Some would say that the former is a false issue because you can always give the bat a +4 bonus to Observation checks make to hear things but then I would point out that what this does is essentially make listen a separate skill again.

One elegant thing about the skill system is that it has (for the most part) a one skill = one action sort of thing going on (Survival is a prime exception...one that has always stood out to me as odd). Combining skills derails this aspect as well.

DC
 

Claudius Gaius

First Post
Yes, this is advantageous for skill-based characters - but since his GM is doing it anyway, the characters might as well take advantage or it - and try to get equal benefits for the characters with more limited skill sets.

It doesn't increase the number of skill points, it simply makes some better skills available - and the skills aren't all equal anyway. I've been in quite a lot of games where some skills - almost always spot and listen, sometimes diplomacy and gather information (often a single character can handle those for everyone, but at least one GM assigned large penalties if you weren't a part of the relevant social group) - were called for so often that you'd have had to be insane not to max them out and get enhancing items, while other skills - often swim, forgery, and knowledge/nobility and royalty - virtually never came up.

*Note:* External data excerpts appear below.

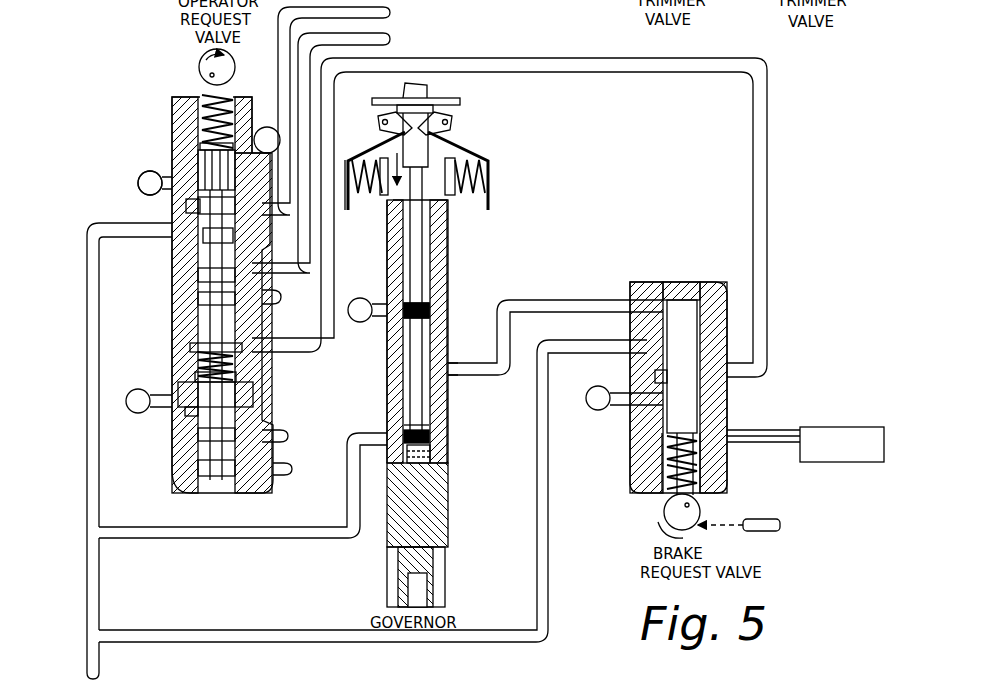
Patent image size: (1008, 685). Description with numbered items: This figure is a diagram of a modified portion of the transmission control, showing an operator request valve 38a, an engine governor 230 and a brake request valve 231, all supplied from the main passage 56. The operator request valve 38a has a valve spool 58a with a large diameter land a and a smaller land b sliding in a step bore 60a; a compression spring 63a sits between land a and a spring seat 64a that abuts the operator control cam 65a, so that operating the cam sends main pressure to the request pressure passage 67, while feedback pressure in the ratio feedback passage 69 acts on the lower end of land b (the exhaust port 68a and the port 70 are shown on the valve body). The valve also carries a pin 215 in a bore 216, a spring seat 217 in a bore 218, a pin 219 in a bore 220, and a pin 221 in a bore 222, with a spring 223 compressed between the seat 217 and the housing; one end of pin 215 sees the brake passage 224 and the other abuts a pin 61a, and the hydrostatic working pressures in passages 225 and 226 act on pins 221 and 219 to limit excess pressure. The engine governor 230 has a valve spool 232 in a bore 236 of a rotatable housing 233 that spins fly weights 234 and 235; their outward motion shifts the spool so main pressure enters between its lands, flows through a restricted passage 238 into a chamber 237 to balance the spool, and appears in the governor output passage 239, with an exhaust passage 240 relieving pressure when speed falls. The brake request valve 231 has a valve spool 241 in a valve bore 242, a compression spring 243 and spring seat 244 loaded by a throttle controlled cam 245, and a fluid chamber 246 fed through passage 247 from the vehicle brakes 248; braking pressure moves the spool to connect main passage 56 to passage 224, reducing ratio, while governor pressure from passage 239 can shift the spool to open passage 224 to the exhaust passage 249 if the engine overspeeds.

The main passage 56 is at (88, 250).
The request pressure passage 67 is at (390, 13).
The ratio feedback passage 69 is at (390, 39).
The brake passage 224 is at (583, 73).
The operator request valve 38a is at (252, 98).
The operator control cam 65a is at (199, 68).
The spring seat 64a is at (203, 108).
The compression spring 63a is at (205, 146).
The valve land a is at (200, 165).
The valve land b is at (200, 268).
The exhaust port 68a is at (138, 181).
The step bore 60a is at (190, 205).
The valve spool 58a is at (203, 238).
The pin 61a is at (200, 281).
The bore 216 is at (205, 300).
The bore 218 is at (198, 355).
The port 70 is at (281, 297).
The pin 215 is at (240, 341).
The spring 223 is at (242, 348).
The spring seat 217 is at (233, 362).
The bore 220 is at (253, 395).
The pin 219 is at (190, 412).
The passage 226 is at (289, 436).
The bore 222 is at (205, 435).
The pin 221 is at (205, 470).
The passage 225 is at (292, 472).
The rotatable housing 233 is at (445, 265).
The fly weight 234 is at (490, 175).
The fly weight 235 is at (347, 212).
The exhaust passage 240 is at (366, 298).
The valve spool 232 is at (428, 330).
The bore 236 is at (450, 368).
The restricted passage 238 is at (422, 432).
The chamber 237 is at (430, 452).
The engine governor 230 is at (450, 515).
The governor output passage 239 is at (600, 300).
The valve spool 241 is at (700, 383).
The valve bore 242 is at (655, 375).
The exhaust passage 249 is at (593, 410).
The fluid chamber 246 is at (728, 437).
The vehicle brakes 248 is at (845, 427).
The passage 247 is at (770, 444).
The compression spring 243 is at (668, 455).
The spring seat 244 is at (668, 478).
The brake request valve 231 is at (655, 490).
The throttle controlled cam 245 is at (705, 515).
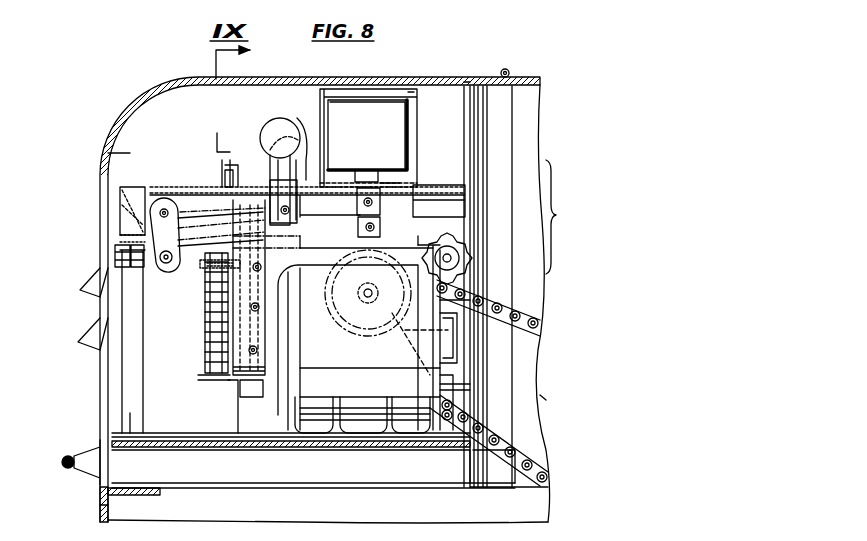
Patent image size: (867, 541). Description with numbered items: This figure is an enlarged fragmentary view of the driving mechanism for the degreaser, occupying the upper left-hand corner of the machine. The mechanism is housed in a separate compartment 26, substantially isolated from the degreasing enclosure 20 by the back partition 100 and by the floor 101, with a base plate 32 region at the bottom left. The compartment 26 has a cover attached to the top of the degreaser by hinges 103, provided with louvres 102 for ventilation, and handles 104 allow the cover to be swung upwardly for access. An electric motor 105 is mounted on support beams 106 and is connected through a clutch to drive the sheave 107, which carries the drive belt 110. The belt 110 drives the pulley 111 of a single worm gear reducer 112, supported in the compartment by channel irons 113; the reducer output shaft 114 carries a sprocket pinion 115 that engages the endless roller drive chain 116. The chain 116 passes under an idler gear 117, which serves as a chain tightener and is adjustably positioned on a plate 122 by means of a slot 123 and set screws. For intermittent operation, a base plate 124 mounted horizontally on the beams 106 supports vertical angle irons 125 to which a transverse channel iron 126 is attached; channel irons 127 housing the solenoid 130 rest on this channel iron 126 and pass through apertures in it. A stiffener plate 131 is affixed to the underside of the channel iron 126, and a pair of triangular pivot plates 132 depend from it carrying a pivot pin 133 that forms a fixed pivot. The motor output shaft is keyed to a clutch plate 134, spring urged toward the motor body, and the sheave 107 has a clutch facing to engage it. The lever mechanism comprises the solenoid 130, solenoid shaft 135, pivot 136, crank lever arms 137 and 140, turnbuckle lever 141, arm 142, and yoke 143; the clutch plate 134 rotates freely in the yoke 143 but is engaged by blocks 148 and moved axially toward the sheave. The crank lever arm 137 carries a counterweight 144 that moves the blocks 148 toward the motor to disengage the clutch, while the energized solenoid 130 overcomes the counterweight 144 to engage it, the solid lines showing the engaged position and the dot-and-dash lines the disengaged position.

The degreasing enclosure 20 is at (564, 217).
The compartment 26 is at (377, 70).
The base plate 32 is at (100, 510).
The back partition 100 is at (478, 127).
The floor 101 is at (281, 489).
The louvres 102 is at (97, 287).
The hinges 103 is at (507, 69).
The handles 104 is at (78, 462).
The electric motor 105 is at (359, 333).
The support beams 106 is at (291, 455).
The sheave 107 is at (205, 372).
The drive belt 110 is at (217, 152).
The pulley 111 is at (238, 175).
The worm gear reducer 112 is at (302, 127).
The channel irons 113 is at (211, 396).
The output shaft 114 is at (386, 312).
The sprocket pinion 115 is at (362, 399).
The roller drive chain 116 is at (540, 400).
The idler gear 117 is at (480, 267).
The plate 122 is at (467, 80).
The slot 123 is at (447, 233).
The base plate 124 is at (213, 428).
The vertical angle irons 125 is at (135, 412).
The transverse channel iron 126 is at (183, 184).
The channel irons 127 is at (413, 107).
The solenoid 130 is at (368, 138).
The stiffener plate 131 is at (244, 174).
The triangular pivot plates 132 is at (237, 283).
The pivot pin 133 is at (259, 306).
The clutch plate 134 is at (252, 375).
The solenoid shaft 135 is at (387, 183).
The pivot 136 is at (372, 203).
The crank lever arm 137 is at (307, 201).
The crank lever arm 140 is at (168, 243).
The turnbuckle lever 141 is at (207, 270).
The arm 142 is at (201, 306).
The yoke 143 is at (258, 312).
The counterweight 144 is at (268, 130).
The blocks 148 is at (242, 406).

It might be a good thing to test: keep a record of how often each skill is actually checked for a while, divide by number of characters to which that skill is relevant, check the totals after a month or so, and adjust costs to make each skill point worth the same amount. Appraise was only checked 6 times while spot was checked 120 times? Perhaps a single skill point in Appraise should be worth a +5 up to the usual (level+3 limit) - Ergo at L9 3 points would be worth a +12, and you wouldn't need to invest more to keep Appraise maxed out until you hit level 13.

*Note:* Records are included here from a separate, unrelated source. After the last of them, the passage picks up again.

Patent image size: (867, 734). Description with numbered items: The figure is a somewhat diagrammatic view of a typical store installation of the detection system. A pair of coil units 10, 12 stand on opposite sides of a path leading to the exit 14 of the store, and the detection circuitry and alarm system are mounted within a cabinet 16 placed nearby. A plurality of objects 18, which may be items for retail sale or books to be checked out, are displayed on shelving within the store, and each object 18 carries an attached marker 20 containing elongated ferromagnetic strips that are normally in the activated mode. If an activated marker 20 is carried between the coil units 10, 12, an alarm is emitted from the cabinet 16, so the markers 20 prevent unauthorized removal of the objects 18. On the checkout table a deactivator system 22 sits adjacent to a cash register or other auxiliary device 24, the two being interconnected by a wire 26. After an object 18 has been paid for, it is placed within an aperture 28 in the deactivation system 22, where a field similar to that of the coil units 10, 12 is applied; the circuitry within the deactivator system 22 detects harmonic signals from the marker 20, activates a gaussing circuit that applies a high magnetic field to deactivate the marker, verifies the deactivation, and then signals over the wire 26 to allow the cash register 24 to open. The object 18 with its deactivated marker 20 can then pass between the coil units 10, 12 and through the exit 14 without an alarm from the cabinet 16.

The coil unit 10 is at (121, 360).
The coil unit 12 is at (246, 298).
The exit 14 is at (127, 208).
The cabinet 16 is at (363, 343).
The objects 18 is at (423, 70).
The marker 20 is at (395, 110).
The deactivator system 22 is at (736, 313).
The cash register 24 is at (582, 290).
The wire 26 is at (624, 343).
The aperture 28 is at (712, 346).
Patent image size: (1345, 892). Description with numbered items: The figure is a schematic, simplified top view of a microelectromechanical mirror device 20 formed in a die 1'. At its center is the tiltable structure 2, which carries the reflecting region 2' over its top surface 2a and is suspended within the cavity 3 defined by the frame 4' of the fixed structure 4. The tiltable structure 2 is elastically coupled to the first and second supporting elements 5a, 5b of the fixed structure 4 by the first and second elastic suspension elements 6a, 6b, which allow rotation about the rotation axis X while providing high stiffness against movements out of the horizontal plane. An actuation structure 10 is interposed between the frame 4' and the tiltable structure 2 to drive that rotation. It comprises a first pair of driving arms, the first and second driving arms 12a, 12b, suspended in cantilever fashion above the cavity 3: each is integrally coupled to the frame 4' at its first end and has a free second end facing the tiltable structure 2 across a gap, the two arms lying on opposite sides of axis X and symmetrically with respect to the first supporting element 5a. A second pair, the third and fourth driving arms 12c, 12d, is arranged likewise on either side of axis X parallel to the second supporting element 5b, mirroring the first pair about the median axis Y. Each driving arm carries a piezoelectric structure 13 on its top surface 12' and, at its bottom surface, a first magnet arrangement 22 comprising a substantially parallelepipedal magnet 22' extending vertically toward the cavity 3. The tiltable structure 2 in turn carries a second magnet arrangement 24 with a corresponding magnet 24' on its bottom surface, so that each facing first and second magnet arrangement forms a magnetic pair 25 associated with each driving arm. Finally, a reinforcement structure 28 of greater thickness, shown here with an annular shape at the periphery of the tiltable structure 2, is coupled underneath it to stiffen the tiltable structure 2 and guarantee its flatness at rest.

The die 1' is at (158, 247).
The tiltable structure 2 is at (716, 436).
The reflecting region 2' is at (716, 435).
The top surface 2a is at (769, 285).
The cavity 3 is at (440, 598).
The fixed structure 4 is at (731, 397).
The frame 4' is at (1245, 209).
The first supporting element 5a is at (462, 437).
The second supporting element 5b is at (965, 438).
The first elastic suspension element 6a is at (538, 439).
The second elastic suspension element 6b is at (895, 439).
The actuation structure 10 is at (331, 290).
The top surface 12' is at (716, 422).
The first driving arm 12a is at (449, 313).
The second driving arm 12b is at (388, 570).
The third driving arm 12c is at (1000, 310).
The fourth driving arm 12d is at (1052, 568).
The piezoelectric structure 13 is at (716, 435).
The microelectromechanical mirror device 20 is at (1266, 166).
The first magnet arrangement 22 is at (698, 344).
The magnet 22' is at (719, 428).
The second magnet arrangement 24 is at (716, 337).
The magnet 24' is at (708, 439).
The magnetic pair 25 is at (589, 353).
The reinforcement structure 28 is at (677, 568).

There's nothing sacred about the skill list. Some GM wants half as many skills? To add another dozen? To let characters from half a dozen different worlds each use their own lists? To drastically expand what each skill is good for? As long as they're having fun with it, so be it.
 

DreamChaser

Explorer
Of course, any change within a given campaign is fine and up to the DM and players

If you believe (as I do) that the reason that fighters and rogues are balanced with each other is because fighters gain more feats and rogues more skills then making a rogue's skills more versatile upsets this balance.

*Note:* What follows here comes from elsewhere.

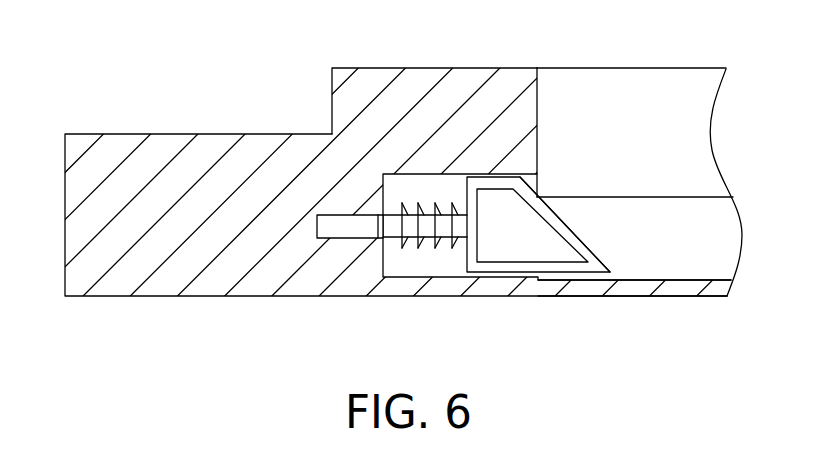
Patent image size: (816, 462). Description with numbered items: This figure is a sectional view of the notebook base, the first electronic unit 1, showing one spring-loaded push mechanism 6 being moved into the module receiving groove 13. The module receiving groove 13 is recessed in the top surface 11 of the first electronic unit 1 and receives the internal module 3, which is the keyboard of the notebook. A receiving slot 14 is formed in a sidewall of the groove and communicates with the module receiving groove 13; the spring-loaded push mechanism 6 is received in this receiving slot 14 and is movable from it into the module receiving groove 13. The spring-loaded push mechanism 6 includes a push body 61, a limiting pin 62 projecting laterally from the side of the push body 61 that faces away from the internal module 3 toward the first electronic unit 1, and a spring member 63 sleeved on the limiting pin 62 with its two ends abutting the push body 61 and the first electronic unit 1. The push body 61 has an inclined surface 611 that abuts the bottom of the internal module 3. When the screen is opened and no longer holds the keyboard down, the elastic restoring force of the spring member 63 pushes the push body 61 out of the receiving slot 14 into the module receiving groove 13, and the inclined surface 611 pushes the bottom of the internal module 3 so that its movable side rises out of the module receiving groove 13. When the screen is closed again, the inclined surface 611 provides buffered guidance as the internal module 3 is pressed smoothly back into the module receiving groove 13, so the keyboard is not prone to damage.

If this is an intended or accepted side effect, cool beans.

I have found that most who combine skills often do it without previously considering the interclass ramifications. Just because all classes get skills doesn't mean that all classes are equally affected by changes to the skill system.

DC
 

I tried combining various skills (ex: spot+listen=perception). Ultimately, I think too much was lost from the game.

I'm seriously considering going back to the by-the-book 3.5 rules for skills and skill points.